Mr Guerle also found the shell of a World War One gas bomb near the remains of the British soldiers

 
The French farmer was clearing his fields of old ammunition with a metal detector when he found the human remains

THE HINDENBURG LINE AND THE BATTLE OF BULLECOURT
The Hindenburg Line (Siegfriedstellung) was a German defensive position built during the winter of 1916-1917 from Arras to Laffaux.
The last and strongest of the German army's defence lines, it consisted of three well-defended trench systems.
 
This shows the German retreat to the Hindenburg Line south of Arras on 25th April 1917
May 1917 saw the second Battle of Bullecourt, a continuation of the British spring offensive north and south of Arras that aimed to support a major French attack further south.

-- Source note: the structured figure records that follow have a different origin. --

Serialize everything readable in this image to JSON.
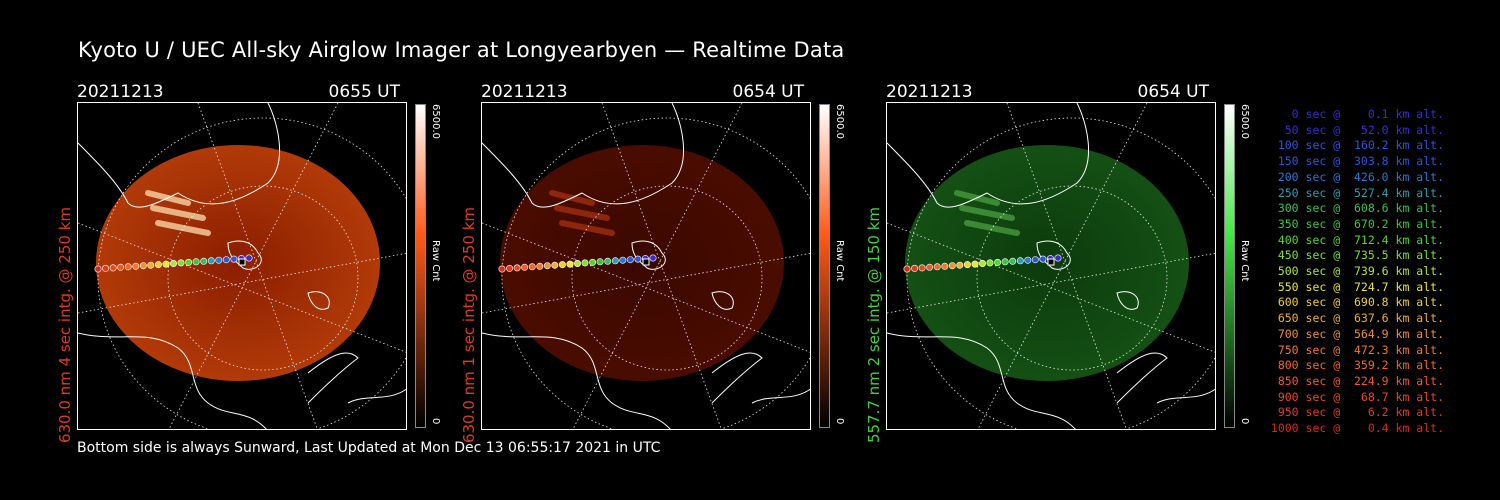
{
  "title": "Kyoto U / UEC All-sky Airglow Imager at Longyearbyen — Realtime Data",
  "footer": "Bottom side is always Sunward, Last Updated at Mon Dec 13 06:55:17 2021 in UTC",
  "colorbar": {
    "max": "6500.0",
    "unit": "Raw Cnt",
    "min": "0"
  },
  "panels": [
    {
      "date": "20211213",
      "time": "0655 UT",
      "axis_label": "630.0 nm 4 sec intg. @ 250 km",
      "axis_color": "#e03a1e",
      "cbar_color": "#ff5a1a",
      "glow": "bright-red"
    },
    {
      "date": "20211213",
      "time": "0654 UT",
      "axis_label": "630.0 nm 1 sec intg. @ 250 km",
      "axis_color": "#e03a1e",
      "cbar_color": "#ff5a1a",
      "glow": "dim-red"
    },
    {
      "date": "20211213",
      "time": "0654 UT",
      "axis_label": "557.7 nm 2 sec intg. @ 150 km",
      "axis_color": "#3fd23f",
      "cbar_color": "#44e844",
      "glow": "green"
    }
  ],
  "legend": [
    {
      "text": "   0 sec @    0.1 km alt.",
      "color": "#3a2bd8"
    },
    {
      "text": "  50 sec @   52.0 km alt.",
      "color": "#3a2bd8"
    },
    {
      "text": " 100 sec @  160.2 km alt.",
      "color": "#2c55e0"
    },
    {
      "text": " 150 sec @  303.8 km alt.",
      "color": "#2c55e0"
    },
    {
      "text": " 200 sec @  426.0 km alt.",
      "color": "#2a78d8"
    },
    {
      "text": " 250 sec @  527.4 km alt.",
      "color": "#2aa0b0"
    },
    {
      "text": " 300 sec @  608.6 km alt.",
      "color": "#33c060"
    },
    {
      "text": " 350 sec @  670.2 km alt.",
      "color": "#33c840"
    },
    {
      "text": " 400 sec @  712.4 km alt.",
      "color": "#50d830"
    },
    {
      "text": " 450 sec @  735.5 km alt.",
      "color": "#80e030"
    },
    {
      "text": " 500 sec @  739.6 km alt.",
      "color": "#b0e830"
    },
    {
      "text": " 550 sec @  724.7 km alt.",
      "color": "#e8e830"
    },
    {
      "text": " 600 sec @  690.8 km alt.",
      "color": "#f0d030"
    },
    {
      "text": " 650 sec @  637.6 km alt.",
      "color": "#f0b030"
    },
    {
      "text": " 700 sec @  564.9 km alt.",
      "color": "#f09030"
    },
    {
      "text": " 750 sec @  472.3 km alt.",
      "color": "#f07830"
    },
    {
      "text": " 800 sec @  359.2 km alt.",
      "color": "#f06828"
    },
    {
      "text": " 850 sec @  224.9 km alt.",
      "color": "#f05a28"
    },
    {
      "text": " 900 sec @   68.7 km alt.",
      "color": "#e84a20"
    },
    {
      "text": " 950 sec @    6.2 km alt.",
      "color": "#e03a1e"
    },
    {
      "text": "1000 sec @    0.4 km alt.",
      "color": "#d82a18"
    }
  ]
}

The French attacked on 15 April 1917 but when the attack failed, the British and French leaders agreed to continue the operation, which was a joint British and Australian attack on the Hindenburg Line around Bullecourt.
The attack began in the early hours of 3 May 1917, and the Australians in particular suffered heavy casualties as a result of machine gun fire over the next few days.

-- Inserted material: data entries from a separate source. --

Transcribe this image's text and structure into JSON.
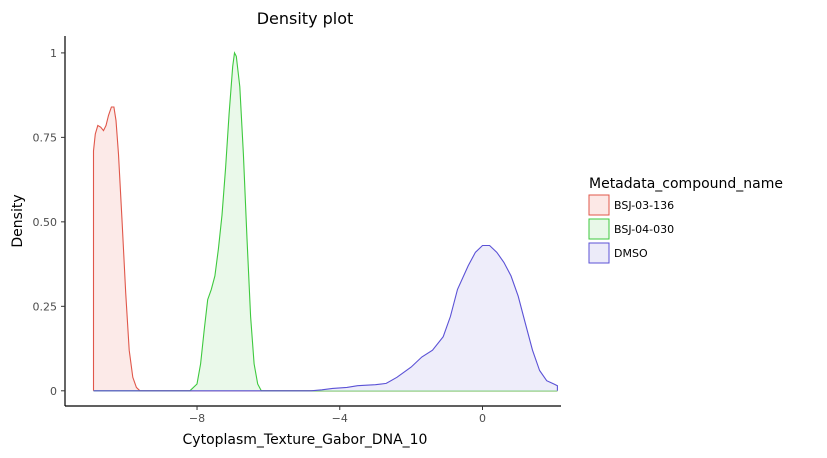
{
  "chart_data": {
    "type": "area",
    "title": "Density plot",
    "xlabel": "Cytoplasm_Texture_Gabor_DNA_10",
    "ylabel": "Density",
    "xlim": [
      -11.7,
      2.2
    ],
    "ylim": [
      -0.045,
      1.05
    ],
    "x_ticks": [
      -8,
      -4,
      0
    ],
    "x_tick_labels": [
      "−8",
      "−4",
      "0"
    ],
    "y_ticks": [
      0,
      0.25,
      0.5,
      0.75,
      1
    ],
    "y_tick_labels": [
      "0",
      "0.25",
      "0.50",
      "0.75",
      "1"
    ],
    "grid": false,
    "legend": {
      "title": "Metadata_compound_name",
      "position": "right"
    },
    "series": [
      {
        "name": "BSJ-03-136",
        "color": "#e0574a",
        "fill": "#fce8e6",
        "points": [
          [
            -10.9,
            0
          ],
          [
            -10.9,
            0.71
          ],
          [
            -10.85,
            0.76
          ],
          [
            -10.78,
            0.785
          ],
          [
            -10.7,
            0.78
          ],
          [
            -10.62,
            0.77
          ],
          [
            -10.55,
            0.785
          ],
          [
            -10.48,
            0.815
          ],
          [
            -10.4,
            0.84
          ],
          [
            -10.33,
            0.84
          ],
          [
            -10.27,
            0.8
          ],
          [
            -10.2,
            0.7
          ],
          [
            -10.1,
            0.5
          ],
          [
            -10.0,
            0.29
          ],
          [
            -9.9,
            0.12
          ],
          [
            -9.8,
            0.04
          ],
          [
            -9.7,
            0.01
          ],
          [
            -9.6,
            0.0
          ],
          [
            2.1,
            0.0
          ]
        ]
      },
      {
        "name": "BSJ-04-030",
        "color": "#3ec93e",
        "fill": "#e8f8e8",
        "points": [
          [
            -10.9,
            0
          ],
          [
            -8.5,
            0
          ],
          [
            -8.2,
            0.0
          ],
          [
            -8.0,
            0.02
          ],
          [
            -7.9,
            0.08
          ],
          [
            -7.8,
            0.18
          ],
          [
            -7.7,
            0.27
          ],
          [
            -7.6,
            0.3
          ],
          [
            -7.5,
            0.34
          ],
          [
            -7.4,
            0.42
          ],
          [
            -7.3,
            0.52
          ],
          [
            -7.2,
            0.66
          ],
          [
            -7.1,
            0.82
          ],
          [
            -7.0,
            0.96
          ],
          [
            -6.95,
            1.0
          ],
          [
            -6.9,
            0.99
          ],
          [
            -6.8,
            0.9
          ],
          [
            -6.7,
            0.7
          ],
          [
            -6.6,
            0.45
          ],
          [
            -6.5,
            0.22
          ],
          [
            -6.4,
            0.08
          ],
          [
            -6.3,
            0.02
          ],
          [
            -6.2,
            0.0
          ],
          [
            2.1,
            0.0
          ]
        ]
      },
      {
        "name": "DMSO",
        "color": "#5b52d6",
        "fill": "#ecebf9",
        "points": [
          [
            -10.9,
            0
          ],
          [
            -4.8,
            0
          ],
          [
            -4.5,
            0.003
          ],
          [
            -4.2,
            0.007
          ],
          [
            -3.8,
            0.01
          ],
          [
            -3.5,
            0.015
          ],
          [
            -3.0,
            0.018
          ],
          [
            -2.7,
            0.022
          ],
          [
            -2.4,
            0.04
          ],
          [
            -2.0,
            0.07
          ],
          [
            -1.7,
            0.1
          ],
          [
            -1.4,
            0.12
          ],
          [
            -1.1,
            0.16
          ],
          [
            -0.9,
            0.22
          ],
          [
            -0.7,
            0.3
          ],
          [
            -0.4,
            0.37
          ],
          [
            -0.2,
            0.41
          ],
          [
            0.0,
            0.43
          ],
          [
            0.2,
            0.43
          ],
          [
            0.4,
            0.41
          ],
          [
            0.6,
            0.38
          ],
          [
            0.8,
            0.34
          ],
          [
            1.0,
            0.28
          ],
          [
            1.2,
            0.2
          ],
          [
            1.4,
            0.12
          ],
          [
            1.6,
            0.06
          ],
          [
            1.8,
            0.03
          ],
          [
            2.0,
            0.02
          ],
          [
            2.1,
            0.015
          ],
          [
            2.1,
            0.0
          ]
        ]
      }
    ]
  }
}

On 6 May the Germans launched their sixth counter-attack but an astonishing display of bravery in which Corporal George Julian Howell ran along the top of the trenches bombarding the enemy with hand grenades pushed the Germans back. (Cpl Howell later received the Victoria Cross in person from King George V for his bravery).
The following day, the British seized part of Bullecourt, and on 15 May the Germans launched a final counter-attack, in which the British soldiers buried today are believed to have died.
The Australians fought the counter-attack off, and by 17 May all the ruins of Bullecourt were in Allied hands.
But the victory came at great cost, particularly to the Australians who were said to have lost more than 7,000 men for a 'small, tactically useless, village'.